Plasma donation has significantly helped recipients with underlying disease that impact their lives daily. Despite the fact that the pandemic assisted in increasing awareness about plasma; social isolation, cleaning practices, and a decrease in donors visiting centers have all had a negative impact on donations around Canada. 

      Covid 19 has been termed as the fifth pandemic to plague the world. Initially, the first case of the novel Coronavirus was identified in Canada and was reported on January 25, 2019 in a 50-year-old Toronto resident who had recently visited Wuhan, the initial epicenter of the outbreak in China. At Sunnybrook Hospital in Toronto, the man was isolated. The initial progression led to a wide spread of the virus around the world. Individuals, families and communities were all left in fear and worry about the virus until a vaccine was produced to allay and reduce their fears. The world was put into isolation in order to reduce the spread of the virus. There were fewer interactions of people around the communities due to the various restrictions. 

      Canadian Plasma Resources took action in ensuring the safety of its donors such as social distancing, hand washing and the use of a face mask. This enabled us to continue to serve our plasma recipients who depended on plasma for survival.  The Canadian plasma resource also practices physical distancing while at our centers. Hand sanitizer use is required upon arrivalAdditionally, to reduce traffic in our centers, we encourage donors to enter the building not more than 5 minutes before their appointment. 

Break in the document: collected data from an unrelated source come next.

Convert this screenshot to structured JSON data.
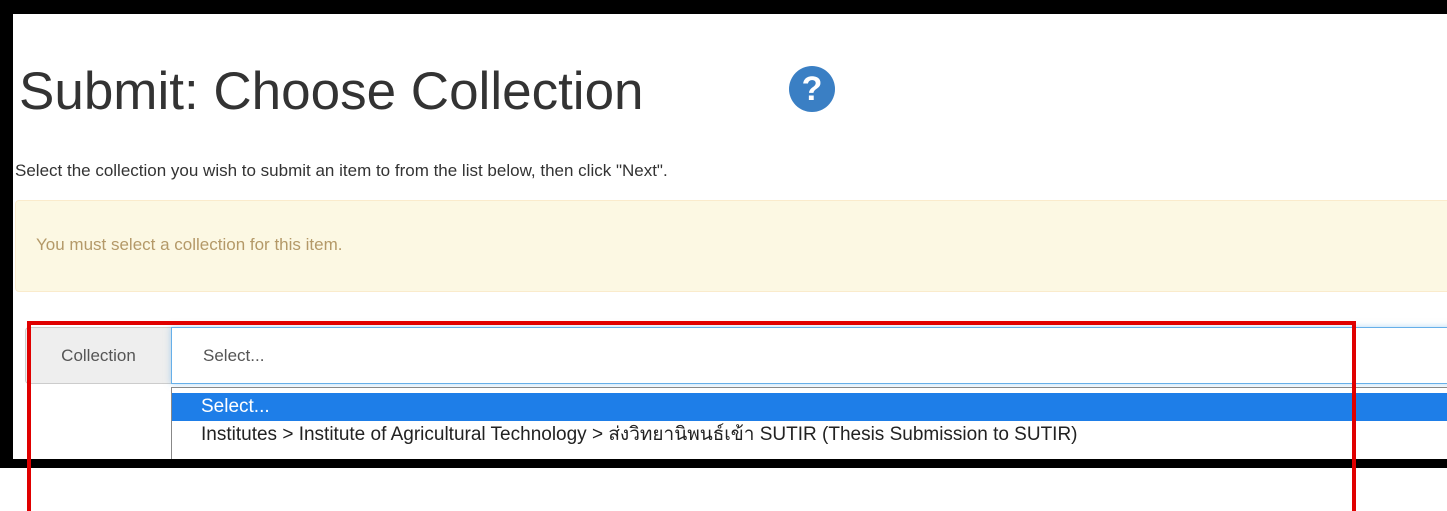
{
  "page": {
    "title": "Submit: Choose Collection",
    "help_icon": "question-circle-icon",
    "intro": "Select the collection you wish to submit an item to from the list below, then click \"Next\"."
  },
  "alert": {
    "message": "You must select a collection for this item."
  },
  "collection": {
    "label": "Collection",
    "selected": "Select...",
    "options": [
      "Select...",
      "Institutes > Institute of Agricultural Technology > ส่งวิทยานิพนธ์เข้า SUTIR (Thesis Submission to SUTIR)"
    ]
  },
  "colors": {
    "help_icon": "#3a7fc4",
    "alert_bg": "#fcf8e3",
    "alert_text": "#b49968",
    "highlight": "#1e7ee8",
    "annotation": "#e00000"
  }
}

      These plasma donation recipients include people fighting diseases such as cancer, auto immune diseases, clotting disorders, bleeding disorders and infections. These are everyday people like you and me who depend on your plasma donation to maintain the quality of their lives and to live fulfilling lives. With the introduction of the 5th booster vaccine, we have seen a significant increase in the number of donors coming into our facility in order to donate plasma. 

      The eligibility process still remains the same, however we have included more safety measures to ensure your safety while you donate. Also, according to CBC, the incidence of Coronavirus has reduced drastically as compared to when it first emerged. Hence, it is safer to donate. We appreciate your donations each day and are thankful for your contributions in making the world a better place of our various plasma recipients.